Clara doit me rejoindre. Quand ? Je ne sais pas exactement. Elle remonte de Carcassonne en voiture après trois semaines de tournage. C’est long trois semaines. Et elle ne m’a pas communiqué l’heure de son départ. Elle arrivera dans la nuit ou demain matin ou… J’ai l’habitude de ses retours approximatifs de Clara. Cela fait partie du personnage. Et je l’ai épousé en connaissance de cause. Elle est comme un oiseau migrateur, elle va elle vient. Ivre du voyage. Je suis en quelque sorte son port d’attache. J’ai appris à attendre.

Je n’ai rien apporté pour diner. Je vais aller jusqu’au café voir s’il est possible de manger brièvement. En ce mois de novembre, je suis le seul dans la rue à marcher vers la place. Nous étions venus en été. Rien n’est pareil. Tout est plus lourd, plus triste, plus solitaire. 

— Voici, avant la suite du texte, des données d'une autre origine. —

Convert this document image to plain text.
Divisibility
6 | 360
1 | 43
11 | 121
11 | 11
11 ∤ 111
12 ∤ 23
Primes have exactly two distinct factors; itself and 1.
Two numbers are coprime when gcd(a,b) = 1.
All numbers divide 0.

Au café, je dois un peu insister pour avoir une assiette frugale. Qu’importe. Mes yeux sont partis il y a 10 ans. Clara, souriant dans le soleil. Son regard amoureux accrochant le mien, ses épaules souples, ambrées par l’été, sa fine robe moulant sa poitrine ronde. J’ai envie d’y mettre la main. 

  • Monsieur on va fermer. 

Je sursaute. Mes rêves m’entrainent bien loin, j’ai oublié de manger. Je me dépêche, avale plus que je ne mange, siffle mon verre de vin d’un coup pour libérer l’employé pressé de fermer. 

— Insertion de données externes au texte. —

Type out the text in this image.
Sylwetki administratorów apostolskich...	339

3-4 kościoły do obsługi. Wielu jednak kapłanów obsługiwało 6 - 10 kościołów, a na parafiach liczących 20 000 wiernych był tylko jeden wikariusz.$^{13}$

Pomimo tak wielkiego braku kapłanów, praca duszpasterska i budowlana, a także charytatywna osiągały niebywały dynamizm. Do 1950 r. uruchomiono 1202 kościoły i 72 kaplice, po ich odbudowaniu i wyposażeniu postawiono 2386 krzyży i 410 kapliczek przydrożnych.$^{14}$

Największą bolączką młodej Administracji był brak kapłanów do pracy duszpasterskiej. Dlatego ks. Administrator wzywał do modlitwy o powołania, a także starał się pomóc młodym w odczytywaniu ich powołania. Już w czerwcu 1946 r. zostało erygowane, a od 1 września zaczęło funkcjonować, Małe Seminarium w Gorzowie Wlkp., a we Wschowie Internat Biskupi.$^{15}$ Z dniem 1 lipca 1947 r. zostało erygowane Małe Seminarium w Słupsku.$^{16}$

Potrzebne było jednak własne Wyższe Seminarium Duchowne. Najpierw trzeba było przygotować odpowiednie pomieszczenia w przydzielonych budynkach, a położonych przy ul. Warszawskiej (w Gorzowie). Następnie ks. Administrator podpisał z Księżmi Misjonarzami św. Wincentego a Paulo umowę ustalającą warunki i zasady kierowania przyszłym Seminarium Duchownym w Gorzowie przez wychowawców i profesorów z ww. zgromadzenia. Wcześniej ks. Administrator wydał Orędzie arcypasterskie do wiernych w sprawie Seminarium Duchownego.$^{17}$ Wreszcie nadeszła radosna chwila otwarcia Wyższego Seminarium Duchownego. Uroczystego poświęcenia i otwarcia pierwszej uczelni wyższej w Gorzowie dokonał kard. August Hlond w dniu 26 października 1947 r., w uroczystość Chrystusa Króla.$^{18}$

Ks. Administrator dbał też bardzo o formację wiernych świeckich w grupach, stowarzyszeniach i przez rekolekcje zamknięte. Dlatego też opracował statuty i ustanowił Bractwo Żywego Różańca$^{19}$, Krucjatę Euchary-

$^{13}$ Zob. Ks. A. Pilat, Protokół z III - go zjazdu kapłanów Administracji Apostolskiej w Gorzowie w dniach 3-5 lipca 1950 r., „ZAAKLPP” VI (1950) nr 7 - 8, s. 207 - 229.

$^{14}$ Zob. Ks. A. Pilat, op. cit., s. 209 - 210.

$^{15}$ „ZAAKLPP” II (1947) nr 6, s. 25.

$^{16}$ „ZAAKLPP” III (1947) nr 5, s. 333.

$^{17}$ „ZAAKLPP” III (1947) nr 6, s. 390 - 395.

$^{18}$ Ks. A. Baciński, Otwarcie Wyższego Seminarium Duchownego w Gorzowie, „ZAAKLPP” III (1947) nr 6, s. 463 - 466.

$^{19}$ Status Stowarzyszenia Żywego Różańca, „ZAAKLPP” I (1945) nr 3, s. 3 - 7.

Près de la fontaine, au centre de la place, une femme boit l’eau qui s’écoule avec parcimonie. Ses longs cheveux retenus dans un lourd chignon. Habillée d’une longue robe bleu foncé. Bleu nuit en fait. Un instant me vient l’image de sa chevelure abondante s’échappant du chignon et venant puiser elle aussi dans l’eau ruisselante. L’eau de la vie, en apparence inépuisable.

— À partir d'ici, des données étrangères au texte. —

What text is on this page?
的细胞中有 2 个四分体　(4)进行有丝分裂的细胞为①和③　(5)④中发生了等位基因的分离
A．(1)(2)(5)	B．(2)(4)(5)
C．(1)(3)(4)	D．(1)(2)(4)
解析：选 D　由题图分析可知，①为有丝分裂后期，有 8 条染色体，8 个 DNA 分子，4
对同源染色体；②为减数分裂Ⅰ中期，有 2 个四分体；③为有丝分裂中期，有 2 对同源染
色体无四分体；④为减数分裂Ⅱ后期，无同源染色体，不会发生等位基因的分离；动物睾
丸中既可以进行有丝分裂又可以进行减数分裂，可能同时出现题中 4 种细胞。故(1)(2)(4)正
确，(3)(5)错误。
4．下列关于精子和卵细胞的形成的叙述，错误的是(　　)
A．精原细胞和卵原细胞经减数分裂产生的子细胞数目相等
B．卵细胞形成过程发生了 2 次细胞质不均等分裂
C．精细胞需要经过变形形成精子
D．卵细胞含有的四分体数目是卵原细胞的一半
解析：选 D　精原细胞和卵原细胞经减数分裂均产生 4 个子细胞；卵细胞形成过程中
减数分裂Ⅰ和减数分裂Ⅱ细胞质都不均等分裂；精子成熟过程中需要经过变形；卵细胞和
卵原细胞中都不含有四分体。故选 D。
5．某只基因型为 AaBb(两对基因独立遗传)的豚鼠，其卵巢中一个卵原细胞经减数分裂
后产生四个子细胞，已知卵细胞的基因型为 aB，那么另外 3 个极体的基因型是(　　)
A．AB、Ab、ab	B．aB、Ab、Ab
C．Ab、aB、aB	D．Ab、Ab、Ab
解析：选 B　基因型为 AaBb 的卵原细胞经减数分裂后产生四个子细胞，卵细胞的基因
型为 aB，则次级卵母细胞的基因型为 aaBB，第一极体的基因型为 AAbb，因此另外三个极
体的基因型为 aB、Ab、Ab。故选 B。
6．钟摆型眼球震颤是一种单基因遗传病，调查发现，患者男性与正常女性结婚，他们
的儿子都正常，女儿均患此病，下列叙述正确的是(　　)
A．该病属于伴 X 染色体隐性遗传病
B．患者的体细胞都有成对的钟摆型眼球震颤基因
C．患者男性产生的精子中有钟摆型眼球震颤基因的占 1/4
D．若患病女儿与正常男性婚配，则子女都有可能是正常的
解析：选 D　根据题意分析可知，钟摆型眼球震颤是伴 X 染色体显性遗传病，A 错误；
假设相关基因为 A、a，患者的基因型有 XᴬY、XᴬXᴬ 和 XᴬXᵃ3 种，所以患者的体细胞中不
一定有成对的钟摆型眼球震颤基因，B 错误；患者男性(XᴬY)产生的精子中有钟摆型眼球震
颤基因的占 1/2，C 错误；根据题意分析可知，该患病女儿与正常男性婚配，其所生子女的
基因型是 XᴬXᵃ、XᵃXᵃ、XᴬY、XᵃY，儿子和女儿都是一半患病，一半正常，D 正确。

Mes pas me ramènent lentement vers la maison. Dans l’entrée j’hésite. Un petit verre dans la cuisine ou le salon pour démarrer une flambée ? Ce sera le salon. J’ai de longues heures devant moi je le crains. Et la seule lueur de flammes me suffit. Je n’ai pas envie ni de lire, ni de feuilleter un magazine, ni d’écrire, ni… rien. J’essaie de me souvenir, de Clara surgissant après la route, m’éveillant de ma torpeur dans le canapé du salon, vaincu par la fatigue de l’attente. Clara me caressant le visage avec légèreté pour me ramener du sommeil. Son regard pétillant semblant dire: tu vois, je reviens toujours. Clara, dont je suis l’homme en attente. De Clara au travail, de Clara en tournage, de Clara avec les enfants, de Clara en marche solitaire. Clara, ma source.

Et encore aujourd’hui, ce soir, cette nuit. 

Je n’ai pas sommeil, je cueille les souvenirs, les images, d’elle, de nous, d’elle… C’est flou parfois, comme un film usé qu’on a trop passé dans la machine, un peu griffé, un peu sale. Son visage disparait parfois. Et cela m’angoisse. Comme si la seule manière d’aimer Clara était de la laisser disparaitre, s’éclipser. 

Un bruit sec vient de l’étage. Je sursaute. Je monte, toutes lumières allumées cette fois. C’est la fenêtre de la chambre. Le vent qui s’est levé la secoue, elle se défend, répond et claque. Au moment de la fermer, dans le jardin, je crois distinguer la silhouette de la femme de tout à l’heure. Je ferme les yeux, incrédule. Les rouvrent. Plus rien. 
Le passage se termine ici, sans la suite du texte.